Basically they are the darkest and lightest tone of your hair, the ring around your iris, the lightest and darkest colour in your eyes, the colour of your veins and your flushed skin. There is also a nebulous one about a white variant that flatters your skin tone, but that is hard to nail down. I think one of the reason darker complexioned people avoid brown is that that tone really doesn't show up for them like it does for Caucasians.

In your case you likely want to look at that dark tone in your hair and the ring around your eye and I suspect navy will be the tone in your eye.

For me the colours are dark brown, silver grey and navy - I focus my jacket purchases on them.


----------



## johwal (Apr 21, 2010)

As a ginger, you probably look best in earth tones. How about a charcoal brown?


----------



## Flanderian (Apr 30, 2008)

MrMatchstick said:


> Hi all, I am looking into purchasing my first 'proper' suit. As you can no doubt tell from the title, I have red hair. I was wondering if there is any advice you could give as to what to look for/avoid. I am aware that the norm for a business suit is navy or grey, but with my hair and fair skin is there anything that would suit well or look particularly bad? I'm pretty tall with a thin frame so should I also look out for fit and what options are there out there for that? I haven't got a load of money so I am primarily looking at the company 'SuitSupply' (As recommended by a friend) or around the £250 - £300 mark.
> 
> Any advice would be great,
> 
> M.


Earth tones are your friends ! :icon_saint7kg:

Medium or light grey, rather than charcoal.

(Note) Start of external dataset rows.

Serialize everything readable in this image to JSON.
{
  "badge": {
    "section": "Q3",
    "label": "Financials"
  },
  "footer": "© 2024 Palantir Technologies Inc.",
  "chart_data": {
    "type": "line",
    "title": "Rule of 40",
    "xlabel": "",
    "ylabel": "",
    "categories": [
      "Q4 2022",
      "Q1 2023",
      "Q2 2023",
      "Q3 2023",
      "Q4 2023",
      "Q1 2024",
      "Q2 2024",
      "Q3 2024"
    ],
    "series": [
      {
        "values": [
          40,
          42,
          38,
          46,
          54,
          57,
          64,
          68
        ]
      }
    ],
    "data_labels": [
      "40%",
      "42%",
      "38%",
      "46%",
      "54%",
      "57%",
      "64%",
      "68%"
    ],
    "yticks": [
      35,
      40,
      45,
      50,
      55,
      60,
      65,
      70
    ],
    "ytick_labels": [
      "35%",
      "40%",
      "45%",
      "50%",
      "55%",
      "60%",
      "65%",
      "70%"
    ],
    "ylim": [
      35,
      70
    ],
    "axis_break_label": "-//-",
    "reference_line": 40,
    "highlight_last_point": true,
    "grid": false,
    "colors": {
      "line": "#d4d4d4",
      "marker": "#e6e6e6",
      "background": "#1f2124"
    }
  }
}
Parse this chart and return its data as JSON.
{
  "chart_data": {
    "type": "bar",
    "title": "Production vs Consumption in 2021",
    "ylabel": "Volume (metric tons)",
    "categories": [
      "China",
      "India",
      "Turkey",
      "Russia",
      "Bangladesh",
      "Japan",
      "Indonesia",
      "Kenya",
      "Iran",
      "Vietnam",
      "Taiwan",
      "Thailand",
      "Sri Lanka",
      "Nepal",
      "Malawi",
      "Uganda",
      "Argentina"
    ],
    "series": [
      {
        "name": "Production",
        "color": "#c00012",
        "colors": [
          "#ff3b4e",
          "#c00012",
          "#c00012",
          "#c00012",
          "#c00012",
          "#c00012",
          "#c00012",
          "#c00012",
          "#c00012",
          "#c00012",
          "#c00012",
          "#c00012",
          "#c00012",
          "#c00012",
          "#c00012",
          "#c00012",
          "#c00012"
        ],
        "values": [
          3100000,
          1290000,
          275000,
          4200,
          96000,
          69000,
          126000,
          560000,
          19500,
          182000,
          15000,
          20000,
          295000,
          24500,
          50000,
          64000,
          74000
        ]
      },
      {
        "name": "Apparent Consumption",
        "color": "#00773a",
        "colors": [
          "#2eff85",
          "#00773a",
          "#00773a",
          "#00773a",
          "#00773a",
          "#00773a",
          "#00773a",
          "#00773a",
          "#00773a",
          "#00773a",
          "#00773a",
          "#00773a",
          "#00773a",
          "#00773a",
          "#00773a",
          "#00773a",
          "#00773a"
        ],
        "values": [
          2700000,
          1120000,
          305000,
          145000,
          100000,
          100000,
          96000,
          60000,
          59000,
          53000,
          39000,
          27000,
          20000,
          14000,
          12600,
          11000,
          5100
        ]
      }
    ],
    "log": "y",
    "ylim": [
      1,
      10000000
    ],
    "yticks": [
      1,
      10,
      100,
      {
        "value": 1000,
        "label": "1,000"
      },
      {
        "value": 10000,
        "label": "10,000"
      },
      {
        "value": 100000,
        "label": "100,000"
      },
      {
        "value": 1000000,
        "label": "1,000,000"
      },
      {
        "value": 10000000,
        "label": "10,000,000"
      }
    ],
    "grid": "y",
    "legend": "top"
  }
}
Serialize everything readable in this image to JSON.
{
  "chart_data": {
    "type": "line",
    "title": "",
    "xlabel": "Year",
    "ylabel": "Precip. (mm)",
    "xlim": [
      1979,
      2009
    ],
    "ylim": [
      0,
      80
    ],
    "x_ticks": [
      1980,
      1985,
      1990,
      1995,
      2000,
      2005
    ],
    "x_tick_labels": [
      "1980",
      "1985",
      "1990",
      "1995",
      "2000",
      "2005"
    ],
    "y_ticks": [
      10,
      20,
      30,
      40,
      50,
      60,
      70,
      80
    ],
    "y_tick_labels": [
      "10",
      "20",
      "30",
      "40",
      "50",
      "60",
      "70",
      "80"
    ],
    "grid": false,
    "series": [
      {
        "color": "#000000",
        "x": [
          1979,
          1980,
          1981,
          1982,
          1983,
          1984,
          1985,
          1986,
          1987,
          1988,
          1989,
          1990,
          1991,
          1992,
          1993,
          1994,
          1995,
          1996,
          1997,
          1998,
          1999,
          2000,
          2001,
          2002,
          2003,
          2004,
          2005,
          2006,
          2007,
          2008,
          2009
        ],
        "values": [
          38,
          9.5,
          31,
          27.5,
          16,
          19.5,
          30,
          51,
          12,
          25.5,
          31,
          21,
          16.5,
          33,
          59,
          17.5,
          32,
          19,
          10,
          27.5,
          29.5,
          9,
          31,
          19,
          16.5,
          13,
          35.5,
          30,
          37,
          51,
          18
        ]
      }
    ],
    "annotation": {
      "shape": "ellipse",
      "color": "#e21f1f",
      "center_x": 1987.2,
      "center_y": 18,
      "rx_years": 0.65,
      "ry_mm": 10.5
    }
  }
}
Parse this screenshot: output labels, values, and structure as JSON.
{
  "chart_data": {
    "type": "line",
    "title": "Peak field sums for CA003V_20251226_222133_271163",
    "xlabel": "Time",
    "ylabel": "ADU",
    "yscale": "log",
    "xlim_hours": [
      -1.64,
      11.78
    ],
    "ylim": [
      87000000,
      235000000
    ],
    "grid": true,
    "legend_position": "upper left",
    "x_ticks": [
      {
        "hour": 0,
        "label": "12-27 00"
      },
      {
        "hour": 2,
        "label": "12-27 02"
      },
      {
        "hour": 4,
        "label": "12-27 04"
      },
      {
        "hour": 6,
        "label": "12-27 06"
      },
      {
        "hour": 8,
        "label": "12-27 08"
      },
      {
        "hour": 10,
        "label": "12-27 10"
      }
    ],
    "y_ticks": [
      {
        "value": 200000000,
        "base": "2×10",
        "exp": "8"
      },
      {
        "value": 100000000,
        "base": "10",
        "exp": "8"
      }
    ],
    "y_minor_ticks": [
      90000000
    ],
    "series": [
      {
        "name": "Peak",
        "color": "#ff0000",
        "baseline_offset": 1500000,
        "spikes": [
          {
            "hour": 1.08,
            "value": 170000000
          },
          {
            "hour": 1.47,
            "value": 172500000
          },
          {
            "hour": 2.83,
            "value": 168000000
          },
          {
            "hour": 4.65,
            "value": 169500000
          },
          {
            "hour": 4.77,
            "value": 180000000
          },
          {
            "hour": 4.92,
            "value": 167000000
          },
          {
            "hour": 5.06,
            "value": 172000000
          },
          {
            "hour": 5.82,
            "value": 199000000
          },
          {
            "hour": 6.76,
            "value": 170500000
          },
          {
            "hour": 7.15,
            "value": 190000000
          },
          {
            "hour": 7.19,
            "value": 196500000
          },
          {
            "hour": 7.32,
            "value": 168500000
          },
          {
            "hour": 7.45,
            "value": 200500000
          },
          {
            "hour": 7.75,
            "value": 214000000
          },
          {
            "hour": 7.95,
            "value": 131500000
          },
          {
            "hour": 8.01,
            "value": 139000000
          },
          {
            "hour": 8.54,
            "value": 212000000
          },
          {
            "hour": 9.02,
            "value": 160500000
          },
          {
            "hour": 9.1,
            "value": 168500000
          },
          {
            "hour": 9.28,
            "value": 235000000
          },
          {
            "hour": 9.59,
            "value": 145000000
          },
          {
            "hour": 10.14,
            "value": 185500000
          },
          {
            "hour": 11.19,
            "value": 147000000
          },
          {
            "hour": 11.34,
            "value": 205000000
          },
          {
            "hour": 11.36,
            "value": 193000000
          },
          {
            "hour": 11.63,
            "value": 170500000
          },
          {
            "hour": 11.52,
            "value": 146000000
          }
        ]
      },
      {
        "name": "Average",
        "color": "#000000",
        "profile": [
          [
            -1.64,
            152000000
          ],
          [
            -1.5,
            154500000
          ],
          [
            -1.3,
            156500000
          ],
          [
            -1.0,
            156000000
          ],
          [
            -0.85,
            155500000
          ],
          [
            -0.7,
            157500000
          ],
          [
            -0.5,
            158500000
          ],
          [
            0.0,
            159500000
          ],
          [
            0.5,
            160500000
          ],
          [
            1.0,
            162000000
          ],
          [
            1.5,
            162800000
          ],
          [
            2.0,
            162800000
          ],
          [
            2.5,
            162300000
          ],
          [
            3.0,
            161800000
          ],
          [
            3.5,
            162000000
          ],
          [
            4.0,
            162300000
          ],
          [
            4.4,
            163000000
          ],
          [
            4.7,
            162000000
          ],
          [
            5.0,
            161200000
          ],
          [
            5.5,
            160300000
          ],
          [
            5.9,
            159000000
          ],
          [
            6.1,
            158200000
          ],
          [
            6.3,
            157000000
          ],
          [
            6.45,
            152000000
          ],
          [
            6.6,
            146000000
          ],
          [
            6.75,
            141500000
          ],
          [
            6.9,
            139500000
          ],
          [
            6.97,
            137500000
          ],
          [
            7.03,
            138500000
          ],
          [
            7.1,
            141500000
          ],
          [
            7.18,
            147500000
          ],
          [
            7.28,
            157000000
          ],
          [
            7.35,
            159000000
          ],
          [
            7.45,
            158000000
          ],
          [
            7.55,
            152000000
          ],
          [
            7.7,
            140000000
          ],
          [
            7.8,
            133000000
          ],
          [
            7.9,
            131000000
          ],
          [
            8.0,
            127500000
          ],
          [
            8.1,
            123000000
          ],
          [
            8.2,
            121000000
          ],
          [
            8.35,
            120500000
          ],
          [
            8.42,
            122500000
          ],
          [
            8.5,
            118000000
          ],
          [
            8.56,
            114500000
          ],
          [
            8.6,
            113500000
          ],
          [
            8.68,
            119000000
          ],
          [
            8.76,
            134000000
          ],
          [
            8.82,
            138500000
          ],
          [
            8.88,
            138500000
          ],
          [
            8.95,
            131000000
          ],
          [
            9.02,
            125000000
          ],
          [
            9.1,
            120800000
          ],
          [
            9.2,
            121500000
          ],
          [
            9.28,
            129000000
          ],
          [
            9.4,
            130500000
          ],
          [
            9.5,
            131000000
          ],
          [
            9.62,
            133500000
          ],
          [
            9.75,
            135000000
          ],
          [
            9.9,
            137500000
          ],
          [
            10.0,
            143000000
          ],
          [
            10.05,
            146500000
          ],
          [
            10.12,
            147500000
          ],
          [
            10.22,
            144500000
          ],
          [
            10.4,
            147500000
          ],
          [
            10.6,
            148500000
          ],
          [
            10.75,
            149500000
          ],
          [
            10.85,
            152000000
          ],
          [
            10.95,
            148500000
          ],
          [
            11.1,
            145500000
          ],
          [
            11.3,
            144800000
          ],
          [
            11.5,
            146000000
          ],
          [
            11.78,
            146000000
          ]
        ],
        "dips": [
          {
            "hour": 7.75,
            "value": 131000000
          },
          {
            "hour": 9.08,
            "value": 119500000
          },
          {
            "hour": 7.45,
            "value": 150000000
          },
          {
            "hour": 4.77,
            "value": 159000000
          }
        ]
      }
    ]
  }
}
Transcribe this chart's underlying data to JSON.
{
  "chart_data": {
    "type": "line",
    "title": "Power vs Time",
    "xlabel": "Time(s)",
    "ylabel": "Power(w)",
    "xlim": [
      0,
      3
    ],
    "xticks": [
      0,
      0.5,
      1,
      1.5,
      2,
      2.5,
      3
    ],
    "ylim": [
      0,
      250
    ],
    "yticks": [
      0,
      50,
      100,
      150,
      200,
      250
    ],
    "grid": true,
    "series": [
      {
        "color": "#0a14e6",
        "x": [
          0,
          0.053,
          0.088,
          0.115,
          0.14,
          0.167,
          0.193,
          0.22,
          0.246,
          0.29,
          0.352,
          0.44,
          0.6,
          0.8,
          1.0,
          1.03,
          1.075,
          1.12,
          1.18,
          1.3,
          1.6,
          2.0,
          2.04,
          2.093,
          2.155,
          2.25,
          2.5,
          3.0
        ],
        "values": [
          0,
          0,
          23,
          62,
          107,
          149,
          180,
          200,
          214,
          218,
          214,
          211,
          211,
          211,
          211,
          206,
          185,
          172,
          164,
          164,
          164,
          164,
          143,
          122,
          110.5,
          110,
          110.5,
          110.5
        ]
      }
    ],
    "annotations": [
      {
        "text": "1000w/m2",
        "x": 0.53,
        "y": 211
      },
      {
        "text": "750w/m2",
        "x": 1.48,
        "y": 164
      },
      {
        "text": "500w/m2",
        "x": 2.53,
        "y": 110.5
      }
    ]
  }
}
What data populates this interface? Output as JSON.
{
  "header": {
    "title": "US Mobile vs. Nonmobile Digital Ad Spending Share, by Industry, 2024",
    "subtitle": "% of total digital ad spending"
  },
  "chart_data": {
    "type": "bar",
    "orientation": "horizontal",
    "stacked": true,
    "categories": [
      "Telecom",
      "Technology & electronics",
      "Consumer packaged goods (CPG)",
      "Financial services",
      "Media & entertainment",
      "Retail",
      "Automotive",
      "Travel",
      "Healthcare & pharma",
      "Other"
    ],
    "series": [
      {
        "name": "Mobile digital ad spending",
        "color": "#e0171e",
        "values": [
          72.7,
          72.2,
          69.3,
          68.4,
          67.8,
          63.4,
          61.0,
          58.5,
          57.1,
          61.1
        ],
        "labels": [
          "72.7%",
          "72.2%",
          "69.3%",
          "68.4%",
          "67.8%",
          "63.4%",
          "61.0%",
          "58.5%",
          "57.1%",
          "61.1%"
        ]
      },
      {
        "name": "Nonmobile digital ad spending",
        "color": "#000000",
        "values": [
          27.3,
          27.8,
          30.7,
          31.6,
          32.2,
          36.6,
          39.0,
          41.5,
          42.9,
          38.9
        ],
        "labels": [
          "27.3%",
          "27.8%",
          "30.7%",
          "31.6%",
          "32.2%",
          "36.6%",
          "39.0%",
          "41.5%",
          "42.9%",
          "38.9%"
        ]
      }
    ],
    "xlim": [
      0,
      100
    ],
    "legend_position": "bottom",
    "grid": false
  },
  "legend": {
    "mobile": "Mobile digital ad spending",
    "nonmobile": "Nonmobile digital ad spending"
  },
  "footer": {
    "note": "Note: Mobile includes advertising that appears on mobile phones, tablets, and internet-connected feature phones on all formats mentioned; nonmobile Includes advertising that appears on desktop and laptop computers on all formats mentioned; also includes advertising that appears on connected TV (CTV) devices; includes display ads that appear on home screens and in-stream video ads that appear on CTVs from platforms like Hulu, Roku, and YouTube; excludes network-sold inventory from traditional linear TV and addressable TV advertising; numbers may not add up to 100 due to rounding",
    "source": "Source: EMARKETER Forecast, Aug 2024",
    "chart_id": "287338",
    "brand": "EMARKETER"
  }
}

Blues can be tricky. Stick with softer blues to avoid unwanted contrast, and navy may not work for you.

First suit? Medium grey should be most versatile.

Edit: Some day, when you've fleshed out your wardrobe, get an olive suit. You'll look *SNAZZY!*


----------



## ilikeyourstyle (Apr 24, 2007)

MrMatchstick said:


> I haven't got a load of money so I am primarily looking at the company 'SuitSupply' (As recommended by a friend) or around the £250 - £300 mark.


SuitSupply makes some nice suits, and your thin frame should mean the trim fit pants will fit you well. If it doesn't work out for you, Charles Tyrwhitt suits offer similar value in that same price range.

Blue or grey, it does not matter, but I would strongly suggest your first (and second) suit to be solid/unpatterned.


----------



## Tim Correll (Jul 18, 2005)

johwal said:


> How about a charcoal brown?


They call that dark taupe (which is a mix of charcoal and dark brown or charcoal and medium brown depending on the shade).

FWIW, what most people think is light brown is actually light taupe (which, depending on the shade, is a mix of beige and light gray or light gray and tan) while what most people think is medium brown is actually light brown.

Also, FWIW, lighter shades of dark brown are actually medium brown while darker shades of dark brown are actually dark brown.

Oh, medium red is actually bright red (primarily known as red) while lighter shades of dark red are actually medium red (primarily known as crimson). Darker shades of dark red are actually dark red (primarily known as burgundy).

Medium brownish red is a mix of crimson and medium brown (not lighter shades of dark brownish red). Darker shades of dark brownish red are dark brownish red (a mix of burgundy and dark brown).

Light brownish red is a mix of bright red and light brown (not medium brownish red). There is also reddish tan (which is a mix of bright red and tan; this is as light as earth toned red gets).

A mix of fuschia (also known as magenta) and light brown is brownish pink (not a mix of fuschia and medium brown; this is as dark as earth toned pink gets). A mix of fuschia and tan is pinkish tan. There are also lighter shades of pinkish tan that are not a mix of fuschia and tan. And, there is pinkish beige (which is mix of beige and light pink; this is as light as earth toned pink gets).


----------



## Flanderian (Apr 30, 2008)

Audi S5 TC said:


> They call that dark taupe (which is a mix of charcoal and dark brown or charcoal and medium brown depending on the shade).
> 
> FWIW, what most people think is light brown is actually light taupe (which, depending on the shade, is a mix of beige and light gray or light gray and tan) while what most people think is medium brown is actually light brown.
> 
> ...


Without contesting any of your other assertions, Paul Stuart who has often featured it, has always referred to charcoal brown, *as* charcoal brown. But there's no reason you may not be correct concerning the shade's proper name.


----------



## Matt S (Jun 15, 2006)

Traditional names for suit colours don't always match up to what the proper name is.


----------